Brazilian President Lula da Silva and Indian Prime Minister Narendra Modi before a meeting at Hyderabad House in New Delhi on February 21, 2026 (EPA)
Brazilian President Lula da Silva and Indian Prime Minister Narendra Modi before a meeting at Hyderabad House in New Delhi on February 21, 2026 (EPA)

India and Brazil sealed a deal Saturday on critical minerals and rare earths following a meeting in New Delhi between Prime Minister Narendra Modi and Brazilian President Luiz Inacio Lula da Silva.

“The agreement on critical minerals and rare earths is a major step towards building resilient supply chains,” Modi said.

“Increasing investments and cooperation in matters of renewable energies and critical minerals is at the core of the pioneering agreement that we have signed today,” said Lula, who arrived in New Delhi on Wednesday for a summit on artificial intelligence, accompanied by a delegation of more than a dozen ministers as well as business leaders.

The details of the deal were not immediately available but a senior Indian foreign ministry official said official discussions were underway.

Brazil has the world's second-largest reserves of critical minerals, which are used in everything from electric vehicles, solar panels and smartphones to jet engines and guided missiles.

India, seeking to cut its dependence on top exporter China, has been expanding domestic production and recycling while scouting for new suppliers.

Main Trade Partner

“Brazil is India's largest trade partner in Latin America.
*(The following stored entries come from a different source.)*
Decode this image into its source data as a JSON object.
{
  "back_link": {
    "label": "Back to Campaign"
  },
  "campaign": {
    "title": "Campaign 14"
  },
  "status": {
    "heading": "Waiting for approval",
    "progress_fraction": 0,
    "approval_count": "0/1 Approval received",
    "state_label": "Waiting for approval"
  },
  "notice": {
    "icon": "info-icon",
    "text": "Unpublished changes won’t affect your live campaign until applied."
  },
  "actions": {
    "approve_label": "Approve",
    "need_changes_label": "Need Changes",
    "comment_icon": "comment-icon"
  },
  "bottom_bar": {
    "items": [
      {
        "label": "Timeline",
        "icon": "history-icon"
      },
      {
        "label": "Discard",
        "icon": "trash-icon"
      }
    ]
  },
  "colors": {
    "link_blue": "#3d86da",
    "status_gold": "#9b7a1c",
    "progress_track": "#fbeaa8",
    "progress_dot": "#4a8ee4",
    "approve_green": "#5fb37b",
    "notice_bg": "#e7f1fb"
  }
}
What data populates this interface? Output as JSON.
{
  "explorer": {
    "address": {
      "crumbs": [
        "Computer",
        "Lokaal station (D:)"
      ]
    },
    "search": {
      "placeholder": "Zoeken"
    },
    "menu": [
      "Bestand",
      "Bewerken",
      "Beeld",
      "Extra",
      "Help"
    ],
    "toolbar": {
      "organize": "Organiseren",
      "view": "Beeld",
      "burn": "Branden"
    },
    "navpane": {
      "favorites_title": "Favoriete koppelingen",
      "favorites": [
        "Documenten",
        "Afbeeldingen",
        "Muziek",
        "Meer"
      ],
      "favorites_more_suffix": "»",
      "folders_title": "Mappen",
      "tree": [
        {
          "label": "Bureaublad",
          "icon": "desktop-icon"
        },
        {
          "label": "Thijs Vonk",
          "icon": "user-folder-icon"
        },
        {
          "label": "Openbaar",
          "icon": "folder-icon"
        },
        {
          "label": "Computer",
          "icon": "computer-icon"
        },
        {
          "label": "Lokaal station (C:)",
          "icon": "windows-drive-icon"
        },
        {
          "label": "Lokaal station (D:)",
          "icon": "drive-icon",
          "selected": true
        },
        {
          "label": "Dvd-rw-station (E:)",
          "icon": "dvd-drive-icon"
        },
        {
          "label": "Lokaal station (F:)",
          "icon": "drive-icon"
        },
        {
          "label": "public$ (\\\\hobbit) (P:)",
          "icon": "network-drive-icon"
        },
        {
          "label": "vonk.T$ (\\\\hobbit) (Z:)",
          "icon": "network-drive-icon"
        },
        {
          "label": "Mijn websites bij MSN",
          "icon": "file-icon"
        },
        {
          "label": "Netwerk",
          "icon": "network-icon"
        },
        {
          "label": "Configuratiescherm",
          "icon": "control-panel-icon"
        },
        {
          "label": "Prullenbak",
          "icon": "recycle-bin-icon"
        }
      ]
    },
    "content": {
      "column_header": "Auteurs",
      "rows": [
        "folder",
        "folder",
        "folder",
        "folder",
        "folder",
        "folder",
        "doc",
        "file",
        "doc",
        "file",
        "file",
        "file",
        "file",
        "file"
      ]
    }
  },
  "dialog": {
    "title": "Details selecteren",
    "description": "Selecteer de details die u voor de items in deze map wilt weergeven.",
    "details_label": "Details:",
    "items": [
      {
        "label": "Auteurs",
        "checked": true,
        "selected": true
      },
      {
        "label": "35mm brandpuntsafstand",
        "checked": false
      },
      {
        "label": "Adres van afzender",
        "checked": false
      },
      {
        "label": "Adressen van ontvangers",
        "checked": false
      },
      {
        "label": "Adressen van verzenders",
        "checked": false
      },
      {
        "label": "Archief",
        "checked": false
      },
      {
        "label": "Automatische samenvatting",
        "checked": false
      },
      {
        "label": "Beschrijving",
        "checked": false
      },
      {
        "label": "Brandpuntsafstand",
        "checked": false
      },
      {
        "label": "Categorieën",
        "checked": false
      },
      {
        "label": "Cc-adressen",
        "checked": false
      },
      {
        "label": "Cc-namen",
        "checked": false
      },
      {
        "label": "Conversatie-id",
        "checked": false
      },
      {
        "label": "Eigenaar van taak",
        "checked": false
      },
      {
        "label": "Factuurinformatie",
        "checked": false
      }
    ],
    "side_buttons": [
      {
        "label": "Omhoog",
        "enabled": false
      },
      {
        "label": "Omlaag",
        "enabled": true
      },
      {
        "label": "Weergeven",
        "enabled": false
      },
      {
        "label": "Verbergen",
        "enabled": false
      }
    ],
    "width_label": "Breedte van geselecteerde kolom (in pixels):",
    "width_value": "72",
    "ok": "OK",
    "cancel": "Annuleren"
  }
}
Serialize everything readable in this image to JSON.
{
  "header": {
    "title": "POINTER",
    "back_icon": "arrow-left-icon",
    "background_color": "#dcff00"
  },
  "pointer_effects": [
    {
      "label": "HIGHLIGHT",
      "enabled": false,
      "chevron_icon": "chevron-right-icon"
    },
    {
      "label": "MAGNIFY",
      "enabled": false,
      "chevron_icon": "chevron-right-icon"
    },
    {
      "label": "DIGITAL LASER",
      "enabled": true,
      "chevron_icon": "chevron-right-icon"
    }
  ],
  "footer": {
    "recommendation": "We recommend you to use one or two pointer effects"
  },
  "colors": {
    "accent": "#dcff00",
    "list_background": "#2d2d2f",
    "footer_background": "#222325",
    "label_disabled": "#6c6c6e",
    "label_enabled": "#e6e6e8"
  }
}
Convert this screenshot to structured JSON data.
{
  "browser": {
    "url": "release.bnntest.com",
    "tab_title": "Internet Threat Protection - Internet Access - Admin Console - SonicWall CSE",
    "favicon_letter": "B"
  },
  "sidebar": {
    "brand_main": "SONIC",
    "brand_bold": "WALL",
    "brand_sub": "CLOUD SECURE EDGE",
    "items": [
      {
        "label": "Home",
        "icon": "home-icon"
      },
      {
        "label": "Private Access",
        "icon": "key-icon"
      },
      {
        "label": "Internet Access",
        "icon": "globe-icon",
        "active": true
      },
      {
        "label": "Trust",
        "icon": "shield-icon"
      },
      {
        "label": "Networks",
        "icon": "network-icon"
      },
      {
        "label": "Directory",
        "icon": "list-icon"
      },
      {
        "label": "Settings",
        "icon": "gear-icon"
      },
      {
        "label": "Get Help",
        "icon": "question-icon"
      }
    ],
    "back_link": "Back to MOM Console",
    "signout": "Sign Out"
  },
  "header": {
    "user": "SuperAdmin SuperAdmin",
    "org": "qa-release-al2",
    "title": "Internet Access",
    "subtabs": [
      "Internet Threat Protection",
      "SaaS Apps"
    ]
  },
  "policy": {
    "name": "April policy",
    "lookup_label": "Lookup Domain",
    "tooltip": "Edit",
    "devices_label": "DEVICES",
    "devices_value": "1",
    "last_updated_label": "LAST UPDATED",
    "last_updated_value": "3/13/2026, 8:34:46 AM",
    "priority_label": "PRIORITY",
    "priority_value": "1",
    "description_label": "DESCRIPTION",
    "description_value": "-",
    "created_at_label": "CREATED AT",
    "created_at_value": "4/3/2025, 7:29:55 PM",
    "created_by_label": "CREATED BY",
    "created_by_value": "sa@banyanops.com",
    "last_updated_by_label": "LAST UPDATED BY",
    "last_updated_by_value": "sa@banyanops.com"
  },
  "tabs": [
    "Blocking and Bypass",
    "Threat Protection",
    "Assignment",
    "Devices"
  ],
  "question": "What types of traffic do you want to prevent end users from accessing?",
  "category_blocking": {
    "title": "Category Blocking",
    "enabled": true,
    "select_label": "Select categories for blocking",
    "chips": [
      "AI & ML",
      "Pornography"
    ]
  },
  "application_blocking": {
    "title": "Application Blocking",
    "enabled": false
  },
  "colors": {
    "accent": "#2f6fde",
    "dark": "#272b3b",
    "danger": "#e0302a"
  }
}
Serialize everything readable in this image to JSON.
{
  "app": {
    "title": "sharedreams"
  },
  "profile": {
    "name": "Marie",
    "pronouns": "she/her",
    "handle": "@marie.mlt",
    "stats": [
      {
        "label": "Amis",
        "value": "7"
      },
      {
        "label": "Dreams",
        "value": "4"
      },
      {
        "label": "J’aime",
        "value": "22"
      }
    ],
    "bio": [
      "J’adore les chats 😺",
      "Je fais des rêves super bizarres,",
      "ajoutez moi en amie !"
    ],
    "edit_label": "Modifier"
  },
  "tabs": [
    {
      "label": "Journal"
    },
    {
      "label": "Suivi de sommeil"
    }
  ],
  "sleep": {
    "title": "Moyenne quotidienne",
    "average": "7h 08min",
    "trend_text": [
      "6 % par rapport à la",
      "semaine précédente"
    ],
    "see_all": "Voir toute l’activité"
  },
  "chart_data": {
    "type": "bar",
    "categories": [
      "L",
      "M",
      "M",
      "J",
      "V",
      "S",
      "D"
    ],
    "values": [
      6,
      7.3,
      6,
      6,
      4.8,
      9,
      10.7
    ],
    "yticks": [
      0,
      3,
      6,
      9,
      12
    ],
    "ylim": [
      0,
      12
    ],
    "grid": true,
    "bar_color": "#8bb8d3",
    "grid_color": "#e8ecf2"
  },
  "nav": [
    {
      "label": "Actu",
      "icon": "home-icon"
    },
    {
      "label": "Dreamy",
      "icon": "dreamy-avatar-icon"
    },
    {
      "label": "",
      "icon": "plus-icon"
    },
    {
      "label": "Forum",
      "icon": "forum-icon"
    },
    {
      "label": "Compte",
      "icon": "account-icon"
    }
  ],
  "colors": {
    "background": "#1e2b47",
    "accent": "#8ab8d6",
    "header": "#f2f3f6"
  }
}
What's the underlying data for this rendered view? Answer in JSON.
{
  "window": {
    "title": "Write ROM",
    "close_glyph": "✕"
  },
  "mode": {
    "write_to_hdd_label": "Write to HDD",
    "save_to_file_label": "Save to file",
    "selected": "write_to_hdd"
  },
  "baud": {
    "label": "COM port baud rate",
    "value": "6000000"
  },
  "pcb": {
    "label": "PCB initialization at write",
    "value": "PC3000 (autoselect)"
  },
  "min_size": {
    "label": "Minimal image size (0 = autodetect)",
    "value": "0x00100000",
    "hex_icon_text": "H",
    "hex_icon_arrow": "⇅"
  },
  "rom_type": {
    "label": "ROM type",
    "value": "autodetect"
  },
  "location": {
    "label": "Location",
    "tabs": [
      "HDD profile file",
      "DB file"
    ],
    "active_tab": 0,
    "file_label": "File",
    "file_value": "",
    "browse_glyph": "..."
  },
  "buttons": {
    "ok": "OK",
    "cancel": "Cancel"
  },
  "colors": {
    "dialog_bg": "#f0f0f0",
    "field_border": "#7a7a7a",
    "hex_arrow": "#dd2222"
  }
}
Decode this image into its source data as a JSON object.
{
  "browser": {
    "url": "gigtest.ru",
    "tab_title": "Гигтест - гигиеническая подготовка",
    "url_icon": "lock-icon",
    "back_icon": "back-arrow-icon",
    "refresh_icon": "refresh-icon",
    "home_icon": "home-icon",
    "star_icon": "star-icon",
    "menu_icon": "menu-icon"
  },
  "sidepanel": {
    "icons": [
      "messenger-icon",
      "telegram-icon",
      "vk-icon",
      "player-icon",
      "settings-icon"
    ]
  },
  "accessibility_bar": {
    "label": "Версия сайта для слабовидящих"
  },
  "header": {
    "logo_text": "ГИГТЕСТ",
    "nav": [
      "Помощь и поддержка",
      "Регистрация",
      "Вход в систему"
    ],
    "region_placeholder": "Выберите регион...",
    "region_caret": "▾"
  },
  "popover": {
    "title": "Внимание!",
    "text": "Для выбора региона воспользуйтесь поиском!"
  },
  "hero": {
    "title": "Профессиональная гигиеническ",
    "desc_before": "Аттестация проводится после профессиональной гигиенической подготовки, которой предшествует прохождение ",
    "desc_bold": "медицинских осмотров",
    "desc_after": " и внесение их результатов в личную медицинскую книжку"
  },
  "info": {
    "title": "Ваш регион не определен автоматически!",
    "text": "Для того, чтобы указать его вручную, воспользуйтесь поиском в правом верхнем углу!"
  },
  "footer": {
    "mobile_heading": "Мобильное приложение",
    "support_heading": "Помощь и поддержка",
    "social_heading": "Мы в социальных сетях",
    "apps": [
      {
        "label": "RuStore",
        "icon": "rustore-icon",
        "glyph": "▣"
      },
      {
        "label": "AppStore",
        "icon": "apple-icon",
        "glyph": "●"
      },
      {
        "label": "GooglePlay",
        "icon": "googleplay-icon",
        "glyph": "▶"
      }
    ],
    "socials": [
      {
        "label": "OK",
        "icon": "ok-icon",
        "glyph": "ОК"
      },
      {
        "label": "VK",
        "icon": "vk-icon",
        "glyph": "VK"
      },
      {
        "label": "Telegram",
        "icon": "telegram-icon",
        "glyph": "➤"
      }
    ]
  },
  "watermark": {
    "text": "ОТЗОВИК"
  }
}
We are committed to taking our bilateral trade beyond $20 billion in the coming five years,” Modi said. “Our trade is not just a figure, but a reflection of trust.”

Nine other agreements and memoranda of understanding were finalized on Saturday, covering digital cooperation, health, entrepreneurship and other fields.

Rishabh Jain, an expert with the Delhi-based Council on Energy, Environment and Water think tank, said India's growing cooperation with Brazil on critical minerals complements recent supply chain engagements with the United States, France and the European Union.

While these partnerships grant India access to advanced technologies, finance and high-end processing capabilities, “Global South alliances are critical for securing diversified, on-ground resource access and shaping emerging rules of global trade,” Jain told AFP.

India, the world's most populous nation, is the 10th largest market for Brazilian exports, with bilateral trade topping $15 billion in 2025.

Key Brazilian exports to India include sugar, crude oil, vegetable oils, cotton and iron ore.

Demand for iron ore has been driven by rapid infrastructure expansion and industrial growth in India, which is on track to become the world's fourth largest economy.